Le matin, avant que le village ne s’éveille, il y a un moment où tout semble suspendu. C’est l’instant où la nuit s’efface doucement et où le jour s’étire lentement. Un moment où tout est calme.
Dans cette période entre-deux, une lumière danse derrière la fenêtre d’une petite boulangerie. À l’intérieur, une douce chaleur flotte dans l’air, mêlant l’odeur du pain qui dore lentement, du miel qui caramélise et du bois qui crépite dans le four.
Je suis Basilic Sureau, un ours brun aux larges pattes couvertes de farine. Je suis boulanger dans la forêt de Pas-si-vite.
Depuis des années, avant même que les premiers oiseaux ne commencent à chanter, je suis déjà là, façonnant la pâte avec patience et attention.
La boulangerie, ce n’est pas seulement un lieu où l’on prépare du pain. C’est un refuge. Un endroit où la chaleur du four réchauffe plus que la pâte qui lève, où l’odeur sucrée du miel et des noisettes flotte dans l’air, et où les premiers visiteurs du matin viennent chercher un peu de réconfort.
J’enfonce doucement mes pattes dans la farine. Elle est fine, douce, presque comme un nuage sous mes doigts.
Je dépose une miche encore chaude sur la grande table en bois, juste sous la fenêtre embuée. Elle est dorée, craquante, et son parfum emplit la pièce. Derrière moi, le four murmure doucement, achevant la dernière fournée du matin.
Dans un coin, ma conjointe Laurier, une blairelle au regard doux, façonne l’argile entre ses pattes. Elle tourne lentement un bol sur son tour de potier, ses gestes précis et sereins. Elle ne parle pas, et moi non plus. Nous n’avons pas besoin de mots. La boulangerie est remplie d’un silence paisible, où seuls le feu et la farine qui danse dans l’air racontent leur histoire.
Puis, un son familier.
La porte grince doucement. Une ombre fine et vive se glisse dans la pièce, suivie d’un long bâillement.
C’est Mélisse, une des jeune loutre du village.
Son arrivée me rapelle que Maron, son père et mon partenaire d'affaire à la boulangere, n'est pas encore arrivé au poste. Marron est un boulanger aussi, mais pas comme moi.

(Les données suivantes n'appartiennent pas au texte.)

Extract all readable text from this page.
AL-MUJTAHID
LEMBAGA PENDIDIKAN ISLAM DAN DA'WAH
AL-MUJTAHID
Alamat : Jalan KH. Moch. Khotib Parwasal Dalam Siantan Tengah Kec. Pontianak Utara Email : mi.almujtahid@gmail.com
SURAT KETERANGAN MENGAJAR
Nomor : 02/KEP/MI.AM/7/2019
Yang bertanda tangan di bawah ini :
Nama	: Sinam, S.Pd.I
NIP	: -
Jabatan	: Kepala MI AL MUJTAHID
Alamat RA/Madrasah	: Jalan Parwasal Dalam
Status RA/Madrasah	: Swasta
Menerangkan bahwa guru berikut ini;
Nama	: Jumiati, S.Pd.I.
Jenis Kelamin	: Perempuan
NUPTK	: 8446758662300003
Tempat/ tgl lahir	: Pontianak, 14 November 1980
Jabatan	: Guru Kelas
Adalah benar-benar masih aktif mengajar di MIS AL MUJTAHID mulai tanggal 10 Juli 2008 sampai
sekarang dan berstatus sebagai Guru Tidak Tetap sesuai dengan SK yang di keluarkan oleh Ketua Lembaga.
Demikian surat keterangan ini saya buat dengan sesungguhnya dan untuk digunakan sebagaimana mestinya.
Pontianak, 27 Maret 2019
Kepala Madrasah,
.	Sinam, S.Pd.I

Là où j’aime la tradition et la précision, lui aime l’audace et l’expérimentation. Au début, j’avoue, j’avais du mal à comprendre ses méthodes. Ajouter du romarin dans une brioche ? Saupoudrer du sel sur une pâte sucrée ? Ce n’était pas mon style. Mais j’ai appris à lui faire confiance, à le laisser suivre son instinct. Et aujourd’hui, il est une pièce maîtresse de la boulangerie. C’est grâce à lui que nous avons créé la tradition du pain des étapes, celui qui marque chaque passage important dans la vie du village. Et oh, comme je suis heureux d’avoir laissé sa créativité s’épanouir.
En se frottant les yeux, Mélisse grimpe sur son tabouret favori près du comptoir, et tend le nez vers le pain chaud. Ses moustaches frémissent sous la chaleur et l’odeur sucrée du miel. "Papa arrive bientôt", me dit-elle, de sa voix enrouée.
Elle aime venir ici avant que le soleil ne se lève et que les autres villageois arrivent, juste pour regarder la pâte gonfler et sentir la première fournée du jour. Elle dit que c’est son moment préféré, un instant suspendu entre la nuit et le jour. Même lorsqu’elle dort chez sa mère, Rivière, une loutre au regard vif et aux gestes précis, qui habite - justement - le long de la rivière, elle fait parfois le long trajet jusqu’à la boulangerie, juste pour ne pas manquer ce moment. Cela me touche plus que je ne le dis. Il faut vraiment aimer quelque chose pour marcher si longtemps dans la fraîcheur du matin, simplement pour le retrouver.
Je coupe une tranche du pain encore tiède et la lui tends. Elle la prend avec précaution, souffle doucement dessus avant d’y croquer. Ses yeux pétillent un instant sous la surprise de la texture croustillante et du cœur moelleux. Je me gonfle doucement le torse, fier que la fille d’un boulanger aussi audacieux que Marron prenne tant de plaisir à déguster ma miche plutôt traditionnelle. Peut-être, après tout, que dans ce mélange d’idées nouvelles et de traditions, il y a un équilibre parfait.
Ses paupières se ferment un instant. Le silence s’étire entre nous. Un silence doux. Enveloppant.
Nous restons là, ensemble, dans la quiétude du matin. Dehors, le ciel commence lentement à pâlir.
Une autre journée s’annonce.
La farine danse encore dans l’air. Une nouvelle journée commence… tout doucement.